Skripsi Manajemen:Pengaruh Stres Kerja Terhadap Prestasi Kerja Karyawan Bagian Produksi Pada PT. Cahaya Kawi Ultra


 BAB I PENDAHULUAN
A. Latar Belakang Karyawan dalam menjalankan pekerjaannya, dapat mengalami tekanan  atau stres yang dinamakan stres kerja. Setiap pekerjaan yang dilakukan oleh  seseorang dapat memberikan beban tersendiri bagi pelakunya, baik beban fisik,  mental, maupun sosial. Penilaian prestasi kerja karyawan merupakan salah satu  cara untuk mengoptimalkan hasil kerja karyawan agar mereka dapat  melaksanakan tugas dan tanggung jawabnya dengan lebih baik. Pada dunia bisnis  yang berkembang semakin pesat dan terlihat dari persaingan, serta perkembangan  pengetahuan dan teknologi yang semakin canggih membawa perubahan pola  kehidupan karyawan. Perubahan tersebut mengakibatkan tuntutan yang lebih  tinggi terhadap setiap karyawan untuk lebih meningkatkan prestasi kerja mereka.

Penilaian prestasi merupakan sebuah proses formal untuk melakukan peninjauan  ulang dan evaluasi prestasi seseorang. Prestasi merupakan hasil yang  telah  dicapai, dilakukan, dikerjakan dan sebagainya sedangkan kerja diartikan sebagai  perbuatan melakukan sesuatu dengan tujuan langsung.

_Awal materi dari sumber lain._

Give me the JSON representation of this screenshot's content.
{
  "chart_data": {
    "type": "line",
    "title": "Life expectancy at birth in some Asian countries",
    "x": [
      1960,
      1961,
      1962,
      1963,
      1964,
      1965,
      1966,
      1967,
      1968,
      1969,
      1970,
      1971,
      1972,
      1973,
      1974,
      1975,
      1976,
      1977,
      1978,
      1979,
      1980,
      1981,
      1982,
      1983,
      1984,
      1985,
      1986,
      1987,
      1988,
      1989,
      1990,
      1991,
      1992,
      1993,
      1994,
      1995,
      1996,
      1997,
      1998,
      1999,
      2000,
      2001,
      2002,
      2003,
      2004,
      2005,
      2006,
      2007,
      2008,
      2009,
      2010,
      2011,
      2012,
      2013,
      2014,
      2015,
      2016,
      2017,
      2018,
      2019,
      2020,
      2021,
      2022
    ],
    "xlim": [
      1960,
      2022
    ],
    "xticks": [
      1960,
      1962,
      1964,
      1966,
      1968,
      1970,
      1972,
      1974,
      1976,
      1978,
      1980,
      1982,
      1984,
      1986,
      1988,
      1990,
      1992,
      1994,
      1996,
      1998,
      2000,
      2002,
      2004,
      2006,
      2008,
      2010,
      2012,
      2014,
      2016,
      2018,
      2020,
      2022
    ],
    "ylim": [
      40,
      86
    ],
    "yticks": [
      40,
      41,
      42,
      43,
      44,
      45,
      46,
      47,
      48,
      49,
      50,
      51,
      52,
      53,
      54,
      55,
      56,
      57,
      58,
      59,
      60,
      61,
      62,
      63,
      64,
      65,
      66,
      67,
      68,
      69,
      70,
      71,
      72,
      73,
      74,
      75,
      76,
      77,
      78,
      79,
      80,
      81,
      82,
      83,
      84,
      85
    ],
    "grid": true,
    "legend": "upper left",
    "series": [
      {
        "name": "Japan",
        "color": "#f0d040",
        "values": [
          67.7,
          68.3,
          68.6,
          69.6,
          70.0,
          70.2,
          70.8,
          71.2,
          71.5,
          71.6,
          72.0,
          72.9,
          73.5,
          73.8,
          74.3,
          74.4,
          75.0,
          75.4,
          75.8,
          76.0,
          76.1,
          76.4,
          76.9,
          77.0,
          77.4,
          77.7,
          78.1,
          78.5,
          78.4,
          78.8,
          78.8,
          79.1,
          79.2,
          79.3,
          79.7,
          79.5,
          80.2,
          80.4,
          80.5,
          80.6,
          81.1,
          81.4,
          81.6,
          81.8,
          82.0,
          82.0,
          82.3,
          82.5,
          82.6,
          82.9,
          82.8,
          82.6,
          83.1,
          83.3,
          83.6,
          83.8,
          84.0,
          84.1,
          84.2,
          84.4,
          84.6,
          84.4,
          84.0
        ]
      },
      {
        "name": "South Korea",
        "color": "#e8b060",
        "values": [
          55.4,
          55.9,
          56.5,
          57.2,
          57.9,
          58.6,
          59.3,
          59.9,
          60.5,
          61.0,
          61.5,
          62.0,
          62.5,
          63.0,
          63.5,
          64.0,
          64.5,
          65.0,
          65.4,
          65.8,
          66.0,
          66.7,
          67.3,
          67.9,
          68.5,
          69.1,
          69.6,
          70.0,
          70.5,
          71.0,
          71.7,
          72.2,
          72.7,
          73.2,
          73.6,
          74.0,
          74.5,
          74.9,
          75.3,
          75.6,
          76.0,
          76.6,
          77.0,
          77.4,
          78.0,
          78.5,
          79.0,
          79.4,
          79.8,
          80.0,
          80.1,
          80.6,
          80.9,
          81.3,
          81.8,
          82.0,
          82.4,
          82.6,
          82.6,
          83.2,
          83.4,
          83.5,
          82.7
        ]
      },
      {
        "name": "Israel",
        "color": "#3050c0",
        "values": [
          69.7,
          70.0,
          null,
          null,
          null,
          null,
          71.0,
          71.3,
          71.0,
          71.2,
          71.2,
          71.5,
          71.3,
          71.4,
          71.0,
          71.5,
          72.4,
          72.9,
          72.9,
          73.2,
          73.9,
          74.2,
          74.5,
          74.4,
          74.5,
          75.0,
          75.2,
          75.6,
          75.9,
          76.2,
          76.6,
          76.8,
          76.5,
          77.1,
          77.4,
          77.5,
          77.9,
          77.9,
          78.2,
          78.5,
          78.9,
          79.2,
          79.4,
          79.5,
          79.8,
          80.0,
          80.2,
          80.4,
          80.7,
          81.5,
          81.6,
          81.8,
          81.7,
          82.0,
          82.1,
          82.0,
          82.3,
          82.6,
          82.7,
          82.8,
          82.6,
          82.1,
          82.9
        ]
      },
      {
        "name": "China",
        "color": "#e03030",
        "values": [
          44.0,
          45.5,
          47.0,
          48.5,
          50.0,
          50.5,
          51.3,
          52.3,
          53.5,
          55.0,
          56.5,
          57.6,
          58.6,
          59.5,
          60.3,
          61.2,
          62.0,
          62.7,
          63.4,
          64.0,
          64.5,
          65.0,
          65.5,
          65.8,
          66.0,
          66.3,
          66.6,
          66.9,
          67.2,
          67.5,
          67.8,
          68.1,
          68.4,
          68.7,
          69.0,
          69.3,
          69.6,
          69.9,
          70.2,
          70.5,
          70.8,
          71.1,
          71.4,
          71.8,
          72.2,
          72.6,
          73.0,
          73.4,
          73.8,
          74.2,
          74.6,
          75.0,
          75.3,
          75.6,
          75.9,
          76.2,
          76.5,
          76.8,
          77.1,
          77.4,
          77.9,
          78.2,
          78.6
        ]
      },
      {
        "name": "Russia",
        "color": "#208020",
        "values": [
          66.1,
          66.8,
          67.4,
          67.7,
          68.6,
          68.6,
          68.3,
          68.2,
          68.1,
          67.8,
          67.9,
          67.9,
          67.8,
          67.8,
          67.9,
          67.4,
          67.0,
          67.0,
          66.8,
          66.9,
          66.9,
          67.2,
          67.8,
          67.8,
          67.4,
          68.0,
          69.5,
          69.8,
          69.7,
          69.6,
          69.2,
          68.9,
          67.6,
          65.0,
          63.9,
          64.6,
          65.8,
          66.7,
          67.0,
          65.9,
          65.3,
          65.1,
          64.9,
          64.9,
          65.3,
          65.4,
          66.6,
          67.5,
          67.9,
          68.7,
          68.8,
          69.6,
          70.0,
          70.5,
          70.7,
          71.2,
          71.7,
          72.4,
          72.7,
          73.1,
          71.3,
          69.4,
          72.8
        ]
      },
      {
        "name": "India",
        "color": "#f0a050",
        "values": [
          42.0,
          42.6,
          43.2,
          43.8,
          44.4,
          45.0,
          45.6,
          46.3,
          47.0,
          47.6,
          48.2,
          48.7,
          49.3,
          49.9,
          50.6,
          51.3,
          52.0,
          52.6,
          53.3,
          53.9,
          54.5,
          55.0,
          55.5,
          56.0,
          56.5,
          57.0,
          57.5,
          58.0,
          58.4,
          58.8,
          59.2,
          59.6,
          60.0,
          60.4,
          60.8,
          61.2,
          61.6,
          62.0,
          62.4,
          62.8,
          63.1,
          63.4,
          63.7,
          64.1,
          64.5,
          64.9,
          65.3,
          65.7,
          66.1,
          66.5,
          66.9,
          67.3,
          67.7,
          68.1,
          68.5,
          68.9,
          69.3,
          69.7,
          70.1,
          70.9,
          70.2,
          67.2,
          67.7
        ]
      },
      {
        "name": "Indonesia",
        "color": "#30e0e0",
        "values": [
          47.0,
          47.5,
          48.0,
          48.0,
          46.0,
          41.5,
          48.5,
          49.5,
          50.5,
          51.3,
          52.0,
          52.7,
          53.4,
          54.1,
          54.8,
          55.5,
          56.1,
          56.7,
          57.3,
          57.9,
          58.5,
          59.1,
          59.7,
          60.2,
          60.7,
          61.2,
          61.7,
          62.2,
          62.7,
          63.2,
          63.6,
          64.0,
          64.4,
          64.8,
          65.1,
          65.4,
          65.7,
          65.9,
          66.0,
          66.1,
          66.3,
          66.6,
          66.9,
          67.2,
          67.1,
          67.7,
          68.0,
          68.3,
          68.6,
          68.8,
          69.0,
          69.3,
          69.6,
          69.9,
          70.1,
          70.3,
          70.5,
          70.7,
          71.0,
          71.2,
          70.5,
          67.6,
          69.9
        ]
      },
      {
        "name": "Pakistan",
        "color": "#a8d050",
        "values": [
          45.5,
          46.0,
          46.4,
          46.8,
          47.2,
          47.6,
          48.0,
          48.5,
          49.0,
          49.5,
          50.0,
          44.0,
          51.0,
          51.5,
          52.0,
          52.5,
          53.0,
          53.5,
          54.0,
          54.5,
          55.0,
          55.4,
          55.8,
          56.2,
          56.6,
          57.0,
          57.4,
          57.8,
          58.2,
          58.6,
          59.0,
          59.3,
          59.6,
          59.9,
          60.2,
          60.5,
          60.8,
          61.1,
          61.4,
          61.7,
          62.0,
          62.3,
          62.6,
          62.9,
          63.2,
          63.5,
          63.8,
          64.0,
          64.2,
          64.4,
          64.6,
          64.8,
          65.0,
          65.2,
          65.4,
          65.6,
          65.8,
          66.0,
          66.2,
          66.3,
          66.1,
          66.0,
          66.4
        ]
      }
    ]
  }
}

Prestasi kerja karyawan merupakan hal yang sangat penting dalam  perusahaan untuk mencapai tujuannya, sehingga berbagai usaha dilakukan untuk  meningkatkannya. Seorang karyawan dikatakan memiliki prestasi dalam bekerja,  jika beban kerja yang ditetapkan tercapai atau jika realisasi hasil lebih tinggi  daripada yang ditetapkan perusahaan. Kondisi ini disebut prestasi karyawan dalam  kategori terbaik. Menurut Towner dalam Tampubolon (2009:2), karyawan yang  mengalami stres pada tingkat tertentu dalam suatu organisasi, maka   produktivitasnya akan semakin menurun diikuti dengan penurunan kinerja  perusahaan. Stres kerja juga dapat menurunkan pemasukan dan keuntungan  perusahaan. Kerugian finansial ini disebabkan adanya ketidakseimbangan antara  produktivitas dengan biaya yang dikeluarkan untuk membayar gaji, tunjangan,  dan fasilitas lainnya.
Stres merupakan kondisi dinamik yang di dalamnya seorang individu  dihadapkan dengan suatu peluang (opportunity), kendala (constraints), atau  tuntutan (demands) yang dikaitkan dengan apa yang sangat diinginkannya dan  yang hasilnya dipersepsikan sebagai tidak pasti dan penting. Stres tidak selalu  berdampak buruk bagi individu. Stres disebut dalam konteks negatif, serta  memiliki nilai-nilai positif terutama pada saat stres tersebut menawarkan suatu  perolehan yang memiliki potensi (Robbins, 2003:377).
Segala macam bentuk stres pada dasarnya disebabkan  oleh  ketidakmengertian manusia akan keterbatasan-keterbatasannya sendiri.
Ketidakmampuan untuk melawan keterbatasan inilah yang akan menimbulkan  frustasi, konflik, gelisah dan rasa bersalah yang merupakan tipe-tipe dasar stres.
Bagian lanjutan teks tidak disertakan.